The University of Michigan’s final January survey of consumer sentiment rose to 73.8. That’s up from a preliminary reading of 71.3, released on Jan. 18. And it’s slightly better than December’s reading of 72.9.

The preliminary survey reflected consumers’ initial reaction to an increase in Social Security taxes, which took effect in early January. A separate survey from the Conference Board also showed consumer confidence fell in January because of the tax increase.

On Friday, the government said the economy added 157,000 jobs in January and hiring was stronger at the end of 2012 than previously thought.

The final Michigan survey, which included data collected after Jan. 18, showed consumers were more optimistic about their prospects for the next six months than they were in December. Still, their mood about current conditions declined from December.

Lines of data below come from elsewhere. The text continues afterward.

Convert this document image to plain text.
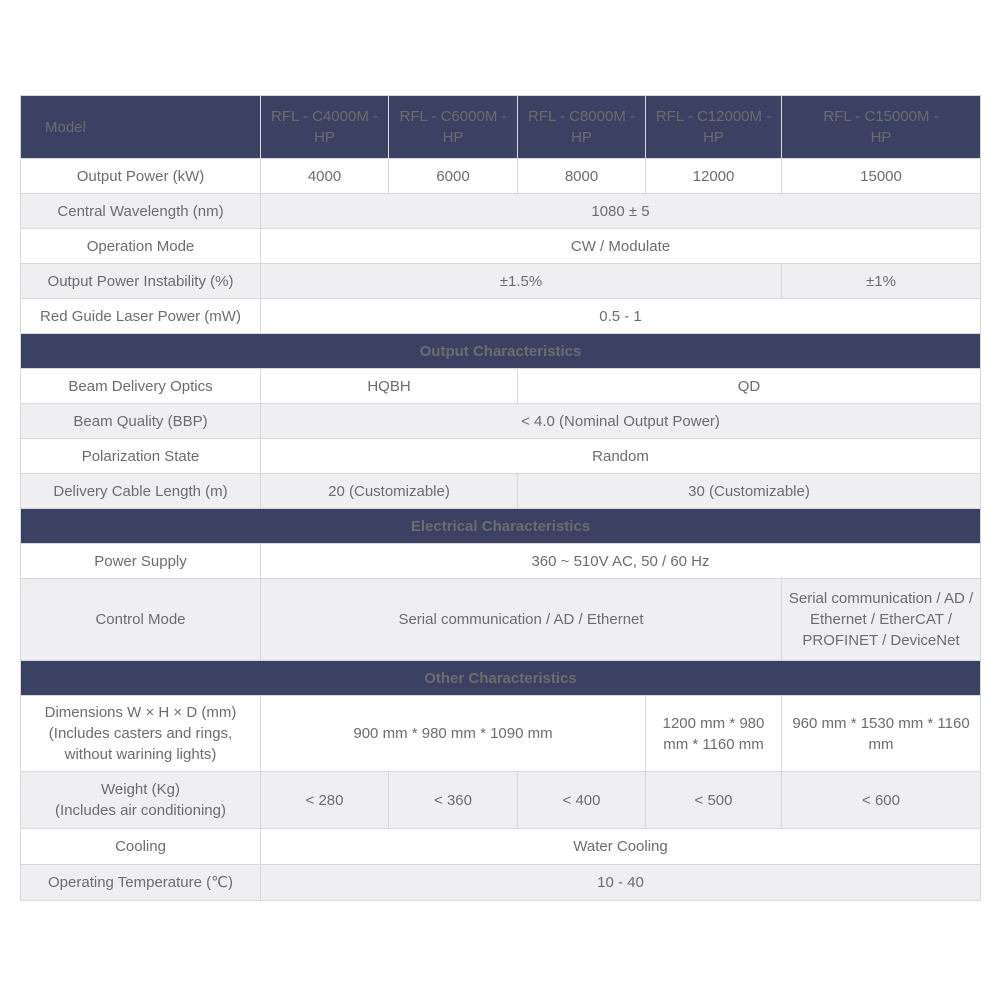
Model	RFL - C4000M - HP	RFL - C6000M - HP	RFL - C8000M - HP	RFL - C12000M - HP	RFL - C15000M - HP
Output Power (kW)	4000	6000	8000	12000	15000
Central Wavelength (nm)	1080 ± 5				
Operation Mode	CW / Modulate				
Output Power Instability (%)	±1.5%				±1%
Red Guide Laser Power (mW)	0.5 - 1				
Output Characteristics					
Beam Delivery Optics	HQBH		QD		
Beam Quality (BBP)	< 4.0 (Nominal Output Power)				
Polarization State	Random				
Delivery Cable Length (m)	20 (Customizable)		30 (Customizable)		
Electrical Characteristics					
Power Supply	360 ~ 510V AC, 50 / 60 Hz				
Control Mode	Serial communication / AD / Ethernet				Serial communication / AD / Ethernet / EtherCAT / PROFINET / DeviceNet
Other Characteristics					

Dimensions W × H × D (mm)
(Includes casters and rings,
without warining lights)	900 mm * 980 mm * 1090 mm			1200 mm * 980 mm * 1160 mm	960 mm * 1530 mm * 1160 mm

Weight (Kg)
(Includes air conditioning)	< 280	< 360	< 400	< 500	< 600
Cooling	Water Cooling				
Operating Temperature (℃)	10 - 40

Richard Curtin, chief economist for the survey, said the tax increase was the main reason consumers, particularly those from lower-income households, felt less confident about current conditions.

Social Security taxes rose after a 2 percent cut, in place for two years, expired Jan. 1. That means a person earning $50,000 a year will have about $1,000 less to spend in 2013. A household with two high-paid workers will have up to $4,500 less.

Economists said they were looking for modest improvements in consumer confidence in coming months as long as job growth keeps improving.

“After getting slammed in December, consumer confidence is starting to stabilize,” said Chris G. Christopher, senior economist at Global Insight.